MOSCOW, Russia — A preliminary report by Dutch investigators released Tuesday all but confirmed the Malaysian airliner that crashed over war-torn eastern Ukraine in July was brought down by a missile.
The report stopped short of assigning blame, which US and Ukrainian officials believe lies squarely with pro-Russian rebels armed by Moscow.
But its conclusion that “high-energy objects” from outside the aircraft resulted in its mid-air break-up leaves little to the imagination.
What’s more, the study appears to disprove at least two official Russian theories offered over state-run media aimed at shielding the rebels from blame and weaving a convenient narrative for domestic consumption.
In theory, the findings should further pressure a Kremlin already facing another round of European sanctions. After all, it was Russia that allegedly supplied the missile system and fueled the violent insurgency that, in the words of US intelligence officials, created the conditions for its use.
But they won’t.
Less than two months after the tragedy seemed to galvanize international anger against Russian President Vladimir Putin, Ukraine’s military has suffered a humiliating reversal on the ground. Its government appears close to being forced to the negotiating table with the “terrorists” it once swore to eradicate.
Overwhelming circumstantial evidence suggests Russian military support had much to do with the stunning turnaround, but practically no Western officials have yet dared to call the move an “invasion.”
And that’s the point: As Russia has grown increasingly defiant in the face of Western admonition, it has exposed what look to be some glaring weaknesses in European and US diplomacy.
Observers have taken to calling it Putin’s “bluff” — the Russian president’s seemingly remarkable ability to exploit Western divisions and lay bare the limits of the post-Cold War West. It’s allowed him to navigate his country’s so-called “near abroad” in a way that’s effectively proven, as The Economist suggested on Sept. 6, that he cares far more than Brussels or Washington about Ukraine’s future.

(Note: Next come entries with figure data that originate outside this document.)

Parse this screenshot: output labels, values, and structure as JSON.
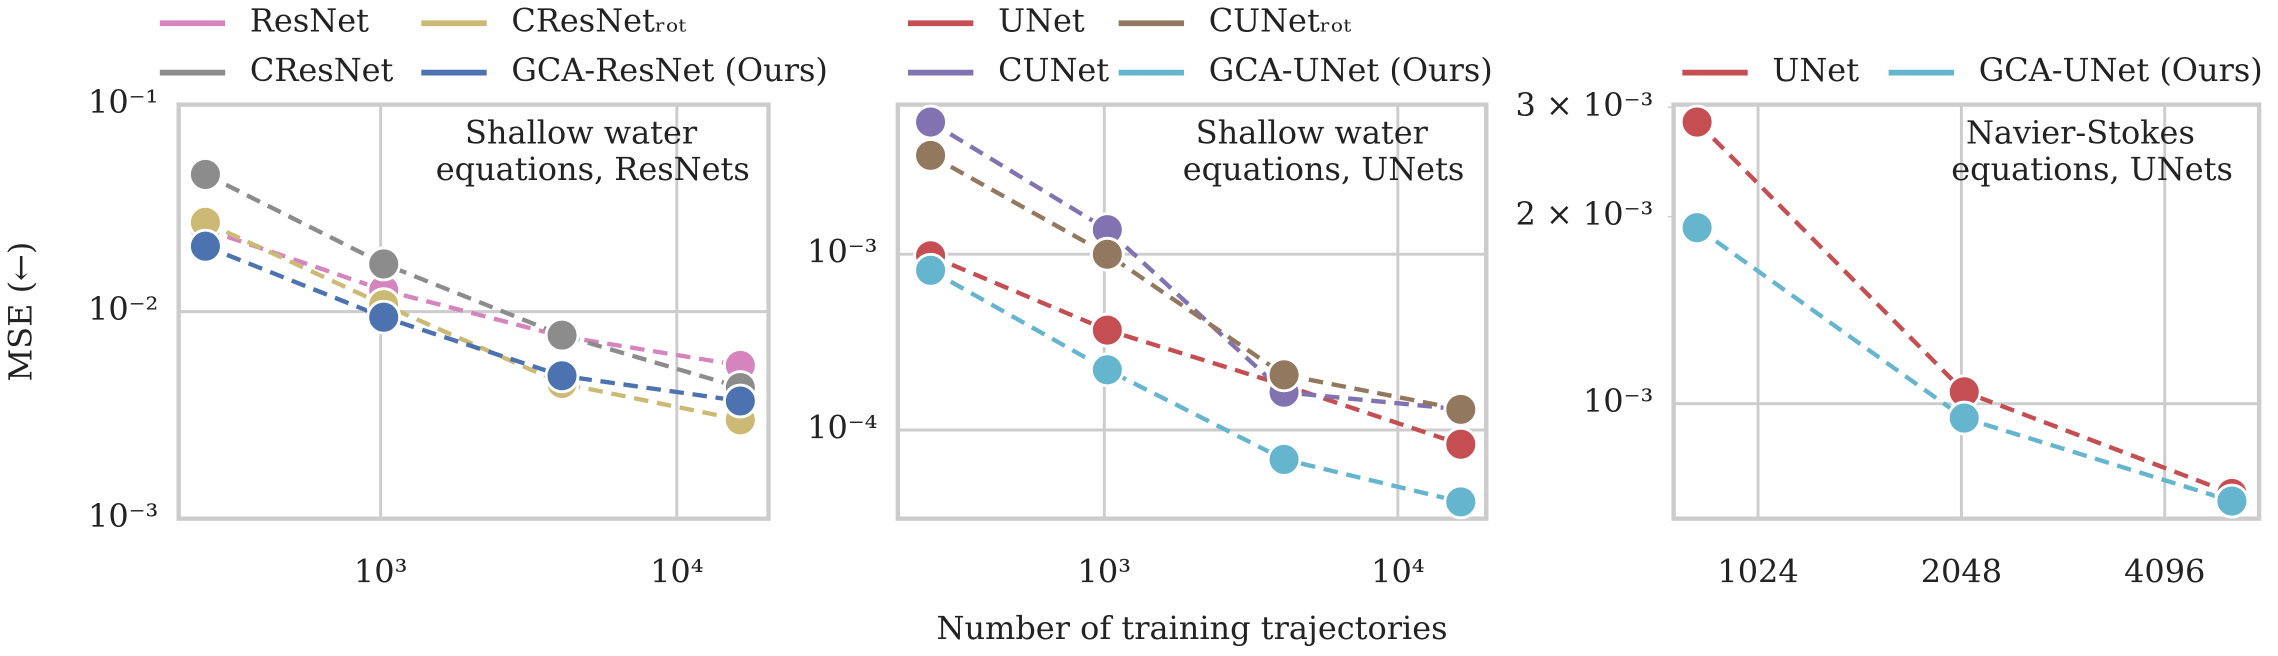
{
  "chart_data": [
    {
      "type": "line",
      "ylabel": "MSE (←)",
      "annotation": [
        "Shallow water",
        "equations, ResNets"
      ],
      "xscale": "log",
      "yscale": "log",
      "grid": true,
      "x": [
        256,
        1024,
        4096,
        16384
      ],
      "xlim": [
        208,
        20400
      ],
      "ylim": [
        0.001,
        0.1
      ],
      "xticks": [
        {
          "value": 1000,
          "label": "10³"
        },
        {
          "value": 10000,
          "label": "10⁴"
        }
      ],
      "yticks": [
        {
          "value": 0.1,
          "label": "10⁻¹"
        },
        {
          "value": 0.01,
          "label": "10⁻²"
        },
        {
          "value": 0.001,
          "label": "10⁻³"
        }
      ],
      "series": [
        {
          "name": "ResNet",
          "color": "#d684bd",
          "values": [
            0.025,
            0.0127,
            0.0076,
            0.0055
          ]
        },
        {
          "name": "CResNet",
          "color": "#8c8c8c",
          "values": [
            0.046,
            0.017,
            0.0077,
            0.0043
          ]
        },
        {
          "name": "CResNetᵣₒₜ",
          "color": "#ccb974",
          "values": [
            0.027,
            0.0108,
            0.0045,
            0.003
          ]
        },
        {
          "name": "GCA-ResNet (Ours)",
          "color": "#4c72b0",
          "values": [
            0.0207,
            0.0094,
            0.0049,
            0.0037
          ]
        }
      ]
    },
    {
      "type": "line",
      "xlabel": "Number of training trajectories",
      "annotation": [
        "Shallow water",
        "equations, UNets"
      ],
      "xscale": "log",
      "yscale": "log",
      "grid": true,
      "x": [
        256,
        1024,
        4096,
        16384
      ],
      "xlim": [
        198,
        20000
      ],
      "ylim": [
        3.13e-05,
        0.0071
      ],
      "xticks": [
        {
          "value": 1000,
          "label": "10³"
        },
        {
          "value": 10000,
          "label": "10⁴"
        }
      ],
      "yticks": [
        {
          "value": 0.001,
          "label": "10⁻³"
        },
        {
          "value": 0.0001,
          "label": "10⁻⁴"
        }
      ],
      "series": [
        {
          "name": "UNet",
          "color": "#c44e52",
          "values": [
            0.00098,
            0.00037,
            0.00018,
            8.3e-05
          ]
        },
        {
          "name": "CUNet",
          "color": "#8172b2",
          "values": [
            0.00565,
            0.00138,
            0.000164,
            0.000131
          ]
        },
        {
          "name": "CUNetᵣₒₜ",
          "color": "#937860",
          "values": [
            0.00365,
            0.001,
            0.000206,
            0.000131
          ]
        },
        {
          "name": "GCA-UNet (Ours)",
          "color": "#64b5cd",
          "values": [
            0.00081,
            0.00022,
            6.8e-05,
            3.9e-05
          ]
        }
      ]
    },
    {
      "type": "line",
      "annotation": [
        "Navier-Stokes",
        "equations, UNets"
      ],
      "xscale": "log",
      "yscale": "log",
      "grid": true,
      "x": [
        832,
        2068,
        5150
      ],
      "xlim": [
        768,
        5650
      ],
      "ylim": [
        0.000653,
        0.00303
      ],
      "xticks": [
        1024,
        2048,
        4096
      ],
      "yticks": [
        {
          "value": 0.001,
          "label": "10⁻³"
        }
      ],
      "minor_yticks": [
        {
          "value": 0.002,
          "label": "2 × 10⁻³"
        },
        {
          "value": 0.003,
          "label": "3 × 10⁻³"
        }
      ],
      "series": [
        {
          "name": "UNet",
          "color": "#c44e52",
          "values": [
            0.00284,
            0.001045,
            0.000717
          ]
        },
        {
          "name": "GCA-UNet (Ours)",
          "color": "#64b5cd",
          "values": [
            0.00192,
            0.000948,
            0.000697
          ]
        }
      ]
    }
  ]
}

The situation is especially damning for NATO. Some experts suggest the Cold War alliance has been left stumped as Russia has surreptitiously poured its troops into a sovereign European country on its doorstep.
“The Ukrainian crisis has revealed the political limits of the alliance, as leaders have been unable to promote the case for intervention,” wrote Alexandra de Hoop Scheffer, a senior fellow at the German Marshall Fund, in a New York Times opinion column on Tuesday.
In a telling move, the European Union approved a new round of sanctions on Monday but held off on enforcing them in order to assess whether Russia was honoring the ceasefire agreed between Ukrainian forces and separatist rebels.
Even if and when the EU does impose those sanctions, Russia has promised a punishing response.
With its recent sweeping ban on Western food imports, the Kremlin has already proved it’s not afraid to do so, even if it means paying dearly. The pay-off is clearly, if not always logically, much larger.
Meanwhile, the rebel leadership is demanding self-rule for the entire Donetsk and Luhansk regions — not just the area they currently control, which is steadily increasing anyway. Given its increasingly comfortable bargaining position, bolstered in no small part by Russian artillery and troop support, that prospect isn't totally unlikely.
It remains to be seen just how hard the newest round — and, indeed, previous rounds — of sanctions will bite.
But as far as cautious preliminary investigations by Dutch Safety Boards go, there is little hope in observers holding their breath for any concessions from Moscow.